I would stay away from implementing your own solution from scratch. This is a pretty big undertaking and there are already tools out there to do this. If you're looking for an open source approach (read: free), take a look at this blog post: Using PostGIS to Reverse Geocode.
If you can get hold of state boundaries as polygons (for example, via OpenStreetMap), determining the current state is just a point-in-polygon test.
If you need address data, an offline solution would be to use Microsoft Mappoint.
You can get data for the entire united states from open street map You could then extract the data you need such as city or state locations into what ever format works best for your application. Note although data quality is good it isn't guaranteed to be completely accurate so if you need complete accuracy you may have to look somewhere else.
I have a database with all of this data and some access tools. I made mine from the census tiger data. I imagine it'd basically be an export of my database to sqlite and a bit of code translation.

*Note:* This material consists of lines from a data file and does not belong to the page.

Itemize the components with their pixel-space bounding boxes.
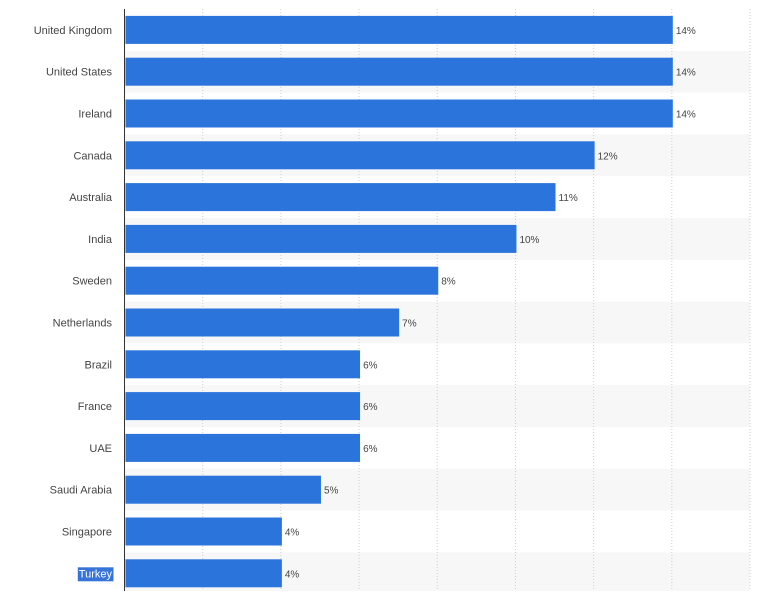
value-label-ireland: 14% — [676, 110, 696, 121]
bar-sweden[interactable] — [125, 266, 439, 295]
value-label-uae: 6% — [363, 444, 378, 455]
category-label-sweden: Sweden — [72, 276, 112, 288]
category-label-singapore: Singapore — [62, 527, 112, 539]
bar-france[interactable] — [125, 392, 361, 421]
bar-india[interactable] — [125, 224, 517, 253]
bar-canada[interactable] — [125, 141, 595, 170]
value-label-turkey: 4% — [285, 569, 300, 580]
bar-netherlands[interactable] — [125, 308, 400, 337]
bar-united-states[interactable] — [125, 57, 673, 86]
bar-saudi-arabia[interactable] — [125, 475, 321, 504]
category-labels: United Kingdom United States Ireland Canada… — [34, 25, 114, 582]
bar-australia[interactable] — [125, 183, 556, 212]
value-labels: 14% 14% 14% 12% 11% 10% 8% 7% 6% 6% 6% 5% 4% 4% — [285, 26, 696, 580]
value-label-canada: 12% — [598, 151, 618, 162]
value-label-united-kingdom: 14% — [676, 26, 696, 37]
value-label-india: 10% — [519, 235, 539, 246]
value-label-france: 6% — [363, 402, 378, 413]
category-label-uae: UAE — [89, 443, 112, 455]
category-label-turkey: Turkey — [79, 568, 113, 580]
value-label-brazil: 6% — [363, 360, 378, 371]
bar-turkey[interactable] — [125, 559, 282, 588]
category-label-united-states: United States — [46, 67, 113, 79]
category-label-ireland: Ireland — [78, 109, 112, 121]
bar-uae[interactable] — [125, 433, 361, 462]
category-label-saudi-arabia: Saudi Arabia — [50, 485, 113, 497]
category-label-netherlands: Netherlands — [53, 318, 113, 330]
value-label-netherlands: 7% — [402, 319, 417, 330]
value-label-sweden: 8% — [441, 277, 456, 288]
category-label-brazil: Brazil — [84, 359, 112, 371]
bar-singapore[interactable] — [125, 517, 282, 546]
selection-highlight — [77, 567, 114, 582]
bar-brazil[interactable] — [125, 350, 361, 379]
category-label-united-kingdom: United Kingdom — [34, 25, 112, 37]
bar-united-kingdom[interactable] — [125, 15, 673, 44]
bars — [125, 15, 673, 588]
value-label-australia: 11% — [559, 193, 578, 204]
value-label-singapore: 4% — [285, 528, 300, 539]
value-label-united-states: 14% — [676, 68, 696, 79]
value-label-saudi-arabia: 5% — [324, 486, 339, 497]
category-label-france: France — [78, 401, 112, 413]
bar-ireland[interactable] — [125, 99, 673, 128]
category-label-canada: Canada — [73, 150, 112, 162]
category-label-australia: Australia — [69, 192, 113, 204]
category-label-india: India — [88, 234, 113, 246]
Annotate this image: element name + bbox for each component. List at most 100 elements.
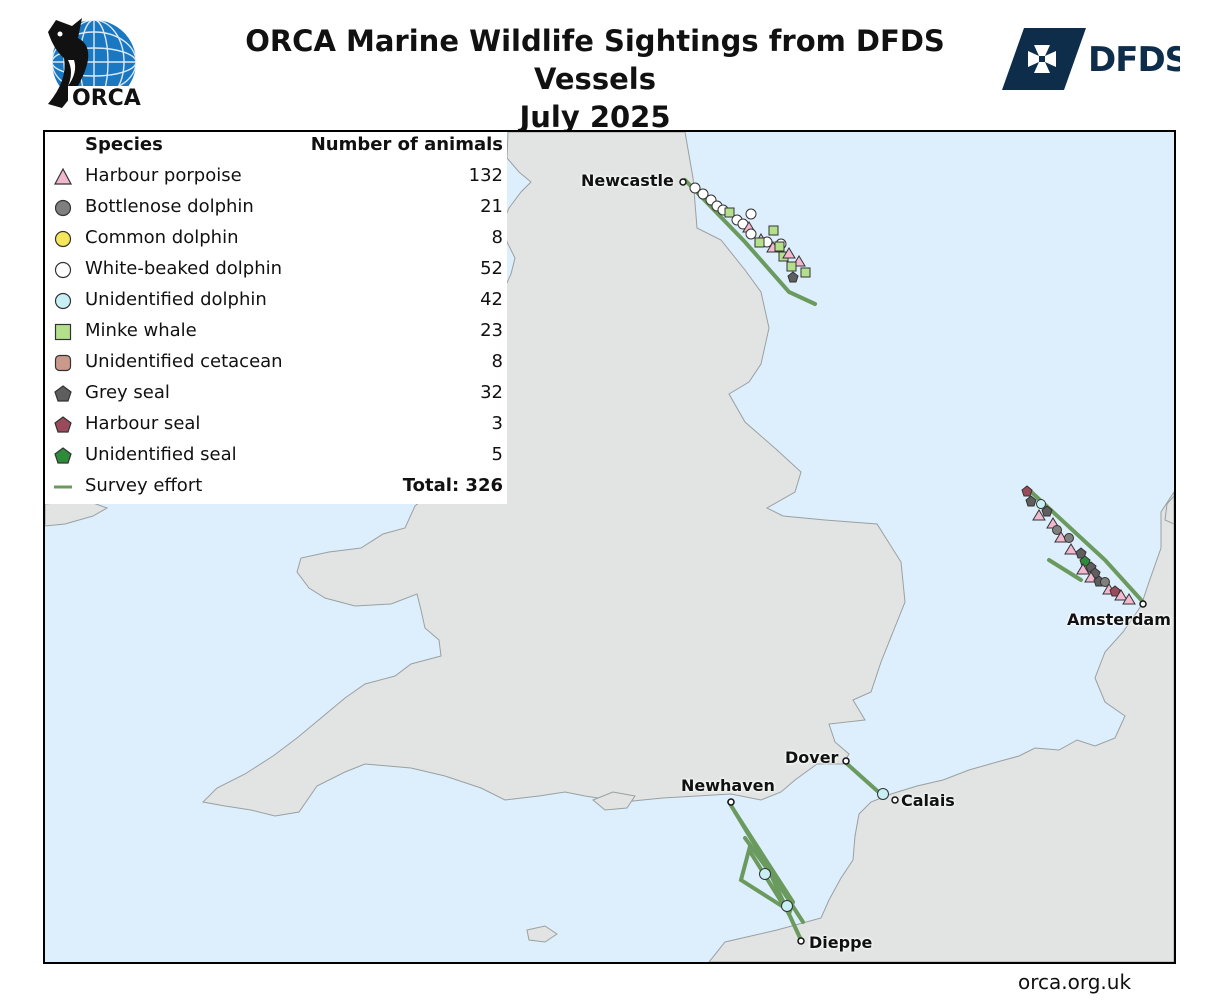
pentagon-icon bbox=[54, 385, 72, 402]
legend-row: Unidentified seal 5 bbox=[45, 440, 507, 471]
circle-icon bbox=[54, 230, 72, 248]
port-markers bbox=[679, 178, 1147, 945]
sightings-channel bbox=[759, 788, 889, 912]
track-newhaven-dieppe-b bbox=[733, 810, 796, 919]
orca-logo-text: ORCA bbox=[72, 86, 141, 111]
sighting-bottlenose-dolphin bbox=[1052, 525, 1062, 535]
port-marker-newhaven bbox=[727, 798, 735, 806]
sighting-minke-whale bbox=[768, 225, 779, 236]
sighting-harbour-porpoise bbox=[1032, 509, 1046, 521]
legend-row: Minke whale 23 bbox=[45, 316, 507, 347]
legend-species-name: Harbour seal bbox=[85, 413, 201, 434]
footer-url: orca.org.uk bbox=[1018, 970, 1132, 994]
sighting-bottlenose-dolphin bbox=[1100, 577, 1110, 587]
circle-icon bbox=[54, 292, 72, 310]
maltese-cross-icon bbox=[1028, 45, 1056, 73]
sighting-minke-whale bbox=[724, 207, 735, 218]
sighting-unidentified-dolphin bbox=[877, 788, 889, 800]
map-canvas bbox=[45, 132, 1174, 962]
sighting-minke-whale bbox=[754, 237, 765, 248]
legend-species-count: 8 bbox=[491, 351, 503, 372]
port-label-newcastle: Newcastle bbox=[581, 171, 674, 190]
legend-species-count: 5 bbox=[491, 444, 503, 465]
port-marker-amsterdam bbox=[1139, 600, 1147, 608]
sighting-white-beaked-dolphin bbox=[745, 228, 757, 240]
legend-species-name: Unidentified cetacean bbox=[85, 351, 283, 372]
sighting-grey-seal bbox=[1025, 495, 1037, 507]
legend-species-count: 3 bbox=[491, 413, 503, 434]
sighting-grey-seal bbox=[1075, 547, 1087, 559]
track-amsterdam-offshore bbox=[1025, 486, 1145, 604]
rounded-square-icon bbox=[54, 354, 72, 372]
port-marker-calais bbox=[891, 796, 899, 804]
legend-row: Harbour seal 3 bbox=[45, 409, 507, 440]
legend-total-count: Total: 326 bbox=[402, 475, 503, 496]
orca-whale-icon bbox=[48, 18, 89, 108]
square-icon bbox=[54, 323, 72, 341]
legend-species-name: Unidentified seal bbox=[85, 444, 237, 465]
land-continent bbox=[708, 491, 1174, 962]
sighting-grey-seal bbox=[787, 271, 799, 283]
legend-species-name: Common dolphin bbox=[85, 227, 239, 248]
sightings-amsterdam bbox=[1021, 485, 1136, 605]
track-newhaven-dieppe-c bbox=[743, 836, 805, 924]
legend-species-count: 23 bbox=[480, 320, 503, 341]
legend-species-name: Grey seal bbox=[85, 382, 170, 403]
sighting-unidentified-dolphin bbox=[1036, 499, 1046, 509]
sighting-harbour-porpoise bbox=[1114, 589, 1128, 601]
land-isle-of-wight bbox=[592, 791, 636, 811]
port-label-amsterdam: Amsterdam bbox=[1067, 610, 1171, 629]
legend-row: Harbour porpoise 132 bbox=[45, 161, 507, 192]
legend-row: Common dolphin 8 bbox=[45, 223, 507, 254]
legend: Species Number of animals Harbour porpoi… bbox=[45, 132, 507, 504]
legend-species-header: Species bbox=[85, 134, 163, 155]
sighting-white-beaked-dolphin bbox=[745, 208, 757, 220]
legend-species-name: Survey effort bbox=[85, 475, 203, 496]
legend-row: Unidentified cetacean 8 bbox=[45, 347, 507, 378]
title-line-2: July 2025 bbox=[519, 100, 671, 134]
sighting-bottlenose-dolphin bbox=[1064, 533, 1074, 543]
circle-icon bbox=[54, 261, 72, 279]
legend-species-name: Unidentified dolphin bbox=[85, 289, 267, 310]
sighting-white-beaked-dolphin bbox=[697, 188, 709, 200]
sighting-harbour-porpoise bbox=[1064, 543, 1078, 555]
sighting-white-beaked-dolphin bbox=[689, 182, 701, 194]
map-panel: Species Number of animals Harbour porpoi… bbox=[43, 130, 1176, 964]
sighting-unidentified-seal bbox=[1079, 555, 1091, 567]
sighting-harbour-porpoise bbox=[1054, 531, 1068, 543]
port-label-newhaven: Newhaven bbox=[681, 776, 775, 795]
port-label-dover: Dover bbox=[785, 748, 839, 767]
legend-row: Grey seal 32 bbox=[45, 378, 507, 409]
map-title: ORCA Marine Wildlife Sightings from DFDS… bbox=[180, 22, 1010, 136]
legend-species-name: Harbour porpoise bbox=[85, 165, 242, 186]
legend-row: Bottlenose dolphin 21 bbox=[45, 192, 507, 223]
dfds-logo-text: DFDS bbox=[1088, 40, 1180, 80]
land-dutch-island bbox=[1164, 495, 1174, 525]
title-line-1: ORCA Marine Wildlife Sightings from DFDS… bbox=[245, 24, 945, 96]
land-channel-islands bbox=[526, 925, 558, 943]
sightings-newcastle bbox=[689, 182, 811, 283]
line-icon bbox=[54, 485, 72, 489]
legend-row: White-beaked dolphin 52 bbox=[45, 254, 507, 285]
pentagon-icon bbox=[54, 416, 72, 433]
port-label-calais: Calais bbox=[901, 791, 955, 810]
legend-row: Survey effort Total: 326 bbox=[45, 471, 507, 502]
port-marker-dieppe bbox=[797, 937, 805, 945]
legend-species-count: 42 bbox=[480, 289, 503, 310]
legend-species-name: White-beaked dolphin bbox=[85, 258, 283, 279]
pentagon-icon bbox=[54, 447, 72, 464]
dfds-logo: DFDS bbox=[1002, 28, 1180, 90]
sighting-harbour-porpoise bbox=[782, 247, 796, 259]
sighting-harbour-porpoise bbox=[1122, 593, 1136, 605]
legend-species-count: 21 bbox=[480, 196, 503, 217]
sighting-harbour-seal bbox=[1021, 485, 1033, 497]
track-dover-calais bbox=[843, 760, 885, 798]
legend-species-count: 32 bbox=[480, 382, 503, 403]
circle-icon bbox=[54, 199, 72, 217]
sighting-harbour-porpoise bbox=[1076, 563, 1090, 575]
sighting-minke-whale bbox=[774, 241, 785, 252]
orca-logo: ORCA bbox=[48, 18, 142, 111]
port-marker-newcastle bbox=[679, 178, 687, 186]
port-label-dieppe: Dieppe bbox=[809, 933, 873, 952]
port-marker-dover bbox=[842, 757, 850, 765]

The free reverse geocoding service I developed (www.feroeg.com) is based on spatialite, a sqlite library implementing SQL spatial capabilities (r-tree).
The data are imported from OpenStreetMap (nation, cities, streets,street number) and OpenAddresses (street numbers) using proprietary tools.
The entire world consumes about 250GB.
There is a paper describing the architecture of the service:
https://feroeg.com/Feroeg_files/Feroeg Presentation.pdf
At the moment the project (importer and server) is closed source.
Reverse Geocoding Library (C++) and converting tools are availabile on request.